Ecrire une valse.

Ecrire une valse pour un champ de légumes … alors des cordes joueraient une nappe de notes sur les  tracteurs… Triste est notre monde et les chants ne sont pas glorieux ! Le fracas des miroirs danse au pied des murs déglingués.  Combien de sacs ouverts gisent dans les têtes ? Les marionnettes voltigent dans l’espace éphémère. Toute la chamaillerie des phrases bouche nos oreilles. La colonie des absents de trop de tout fait pénitence, comme on nous l’avait dit à Prague…Plusieurs jouets numérisés devisent avec les sentiments… Ne tendez pas trop vite la main, sitôt elle serait remplie, équipée ou scannée. Des ronds dépourvus de premiers choix nagent dans le marché du néant. Une étiquette tremble à l’oreille d’un  visage. C’est l’enclos remuant des vies encerclées par les rails d’autoroutes. Terre à la découpe dans le lotissement  humain qui ne bronche pas.
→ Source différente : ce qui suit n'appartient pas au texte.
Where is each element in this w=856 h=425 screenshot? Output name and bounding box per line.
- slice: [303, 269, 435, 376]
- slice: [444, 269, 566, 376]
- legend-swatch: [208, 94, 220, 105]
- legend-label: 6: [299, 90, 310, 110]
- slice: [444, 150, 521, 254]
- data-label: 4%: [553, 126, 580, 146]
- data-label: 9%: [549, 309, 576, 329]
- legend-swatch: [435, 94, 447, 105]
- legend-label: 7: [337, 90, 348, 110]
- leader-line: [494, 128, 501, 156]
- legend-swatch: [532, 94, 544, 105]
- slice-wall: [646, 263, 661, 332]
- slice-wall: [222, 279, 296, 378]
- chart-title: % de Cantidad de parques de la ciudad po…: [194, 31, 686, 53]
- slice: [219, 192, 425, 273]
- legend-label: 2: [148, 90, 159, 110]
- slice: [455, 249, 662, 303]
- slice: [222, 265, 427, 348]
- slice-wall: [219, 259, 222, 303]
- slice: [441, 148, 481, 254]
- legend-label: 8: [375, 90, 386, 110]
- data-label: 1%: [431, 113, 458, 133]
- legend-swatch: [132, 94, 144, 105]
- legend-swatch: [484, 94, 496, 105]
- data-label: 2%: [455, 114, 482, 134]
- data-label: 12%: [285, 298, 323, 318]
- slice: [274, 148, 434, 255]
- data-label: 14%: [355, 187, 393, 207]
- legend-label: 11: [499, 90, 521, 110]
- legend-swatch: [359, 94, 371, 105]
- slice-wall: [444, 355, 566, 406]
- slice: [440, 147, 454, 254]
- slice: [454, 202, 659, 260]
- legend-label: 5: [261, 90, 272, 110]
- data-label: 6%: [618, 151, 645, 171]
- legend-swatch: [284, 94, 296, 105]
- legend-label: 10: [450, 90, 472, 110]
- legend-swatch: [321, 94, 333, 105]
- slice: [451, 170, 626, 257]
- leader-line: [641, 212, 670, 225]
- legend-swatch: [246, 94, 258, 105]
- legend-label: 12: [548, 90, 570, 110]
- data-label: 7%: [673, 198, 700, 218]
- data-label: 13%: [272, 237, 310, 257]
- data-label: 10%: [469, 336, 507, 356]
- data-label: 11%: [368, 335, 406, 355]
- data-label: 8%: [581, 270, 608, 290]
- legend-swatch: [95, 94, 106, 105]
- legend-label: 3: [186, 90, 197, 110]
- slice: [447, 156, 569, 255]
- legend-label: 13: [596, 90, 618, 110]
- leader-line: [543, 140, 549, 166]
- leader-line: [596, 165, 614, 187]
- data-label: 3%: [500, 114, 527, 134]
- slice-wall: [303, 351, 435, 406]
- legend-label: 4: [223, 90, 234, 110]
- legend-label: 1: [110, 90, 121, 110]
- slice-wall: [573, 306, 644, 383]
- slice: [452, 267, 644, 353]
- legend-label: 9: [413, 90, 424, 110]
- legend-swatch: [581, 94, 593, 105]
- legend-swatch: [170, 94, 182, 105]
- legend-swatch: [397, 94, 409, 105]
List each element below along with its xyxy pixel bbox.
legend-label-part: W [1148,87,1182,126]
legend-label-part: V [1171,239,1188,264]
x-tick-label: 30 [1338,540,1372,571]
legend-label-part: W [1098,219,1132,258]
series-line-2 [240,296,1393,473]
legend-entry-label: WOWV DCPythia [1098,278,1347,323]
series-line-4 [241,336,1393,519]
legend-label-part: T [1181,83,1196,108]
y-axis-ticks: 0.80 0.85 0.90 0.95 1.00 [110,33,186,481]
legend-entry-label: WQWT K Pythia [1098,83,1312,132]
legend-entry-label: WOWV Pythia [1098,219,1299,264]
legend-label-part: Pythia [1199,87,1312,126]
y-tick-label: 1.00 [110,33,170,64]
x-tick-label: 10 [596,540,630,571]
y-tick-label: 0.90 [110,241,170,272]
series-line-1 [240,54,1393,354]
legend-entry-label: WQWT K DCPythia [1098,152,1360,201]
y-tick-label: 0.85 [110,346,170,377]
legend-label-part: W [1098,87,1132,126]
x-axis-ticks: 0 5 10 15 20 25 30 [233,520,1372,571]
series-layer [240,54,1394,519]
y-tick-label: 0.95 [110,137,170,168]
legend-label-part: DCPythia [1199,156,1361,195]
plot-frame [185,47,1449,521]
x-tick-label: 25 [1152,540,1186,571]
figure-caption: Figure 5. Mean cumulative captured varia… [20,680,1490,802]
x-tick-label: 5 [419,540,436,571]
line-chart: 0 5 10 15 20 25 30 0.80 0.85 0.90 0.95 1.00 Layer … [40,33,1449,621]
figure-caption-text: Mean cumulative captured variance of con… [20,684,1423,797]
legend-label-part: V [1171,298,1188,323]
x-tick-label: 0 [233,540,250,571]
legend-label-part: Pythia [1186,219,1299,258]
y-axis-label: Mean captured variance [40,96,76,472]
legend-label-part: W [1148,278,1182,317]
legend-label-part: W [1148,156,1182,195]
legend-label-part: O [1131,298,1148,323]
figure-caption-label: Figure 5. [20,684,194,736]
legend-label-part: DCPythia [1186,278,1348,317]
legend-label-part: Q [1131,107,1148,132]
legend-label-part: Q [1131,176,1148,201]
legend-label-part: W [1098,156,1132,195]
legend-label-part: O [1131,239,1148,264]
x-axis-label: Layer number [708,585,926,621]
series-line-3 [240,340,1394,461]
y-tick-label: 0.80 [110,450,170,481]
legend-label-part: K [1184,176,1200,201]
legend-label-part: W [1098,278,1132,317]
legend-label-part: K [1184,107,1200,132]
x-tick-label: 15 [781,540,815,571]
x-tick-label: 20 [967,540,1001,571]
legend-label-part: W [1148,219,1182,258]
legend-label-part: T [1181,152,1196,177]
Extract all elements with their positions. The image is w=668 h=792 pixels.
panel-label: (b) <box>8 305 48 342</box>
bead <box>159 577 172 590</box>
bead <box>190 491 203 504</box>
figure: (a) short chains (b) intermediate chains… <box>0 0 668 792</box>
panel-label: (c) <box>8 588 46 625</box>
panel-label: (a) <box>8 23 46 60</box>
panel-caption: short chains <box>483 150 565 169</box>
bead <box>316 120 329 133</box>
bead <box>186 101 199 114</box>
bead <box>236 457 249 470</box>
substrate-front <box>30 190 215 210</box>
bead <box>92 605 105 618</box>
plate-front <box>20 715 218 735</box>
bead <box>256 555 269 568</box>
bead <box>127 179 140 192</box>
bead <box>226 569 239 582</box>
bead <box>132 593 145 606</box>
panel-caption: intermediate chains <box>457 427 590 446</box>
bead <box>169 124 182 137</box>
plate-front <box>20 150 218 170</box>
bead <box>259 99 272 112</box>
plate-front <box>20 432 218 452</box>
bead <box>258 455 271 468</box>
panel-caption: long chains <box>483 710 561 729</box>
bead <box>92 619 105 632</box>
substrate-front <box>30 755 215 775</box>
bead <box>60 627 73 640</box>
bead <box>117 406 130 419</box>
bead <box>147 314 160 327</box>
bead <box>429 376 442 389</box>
Le cours de l’instant étend son linge sur le fil d’un vieux film italien. Il a perdu son vent et sa beauté. Sa mémoire n’a plus d’empreintes. Déferlantes des émotions feintes. Les neurones maquillés défilent en file indienne sur la plage  numérisée, ils lèchent le plasma et dévorent parfois  les smartphones. Ecran total en magasin. Le geste requis, unique et définitif…On oublie la peau, les mots et les sourires.  On branche même les arbres et les chiens de bergers, c’est tout dire. Le troupeau ne cesse de geindre, il court après son âme qui s’enfuit en écho fragile. Ecrire une valse, si je pouvais…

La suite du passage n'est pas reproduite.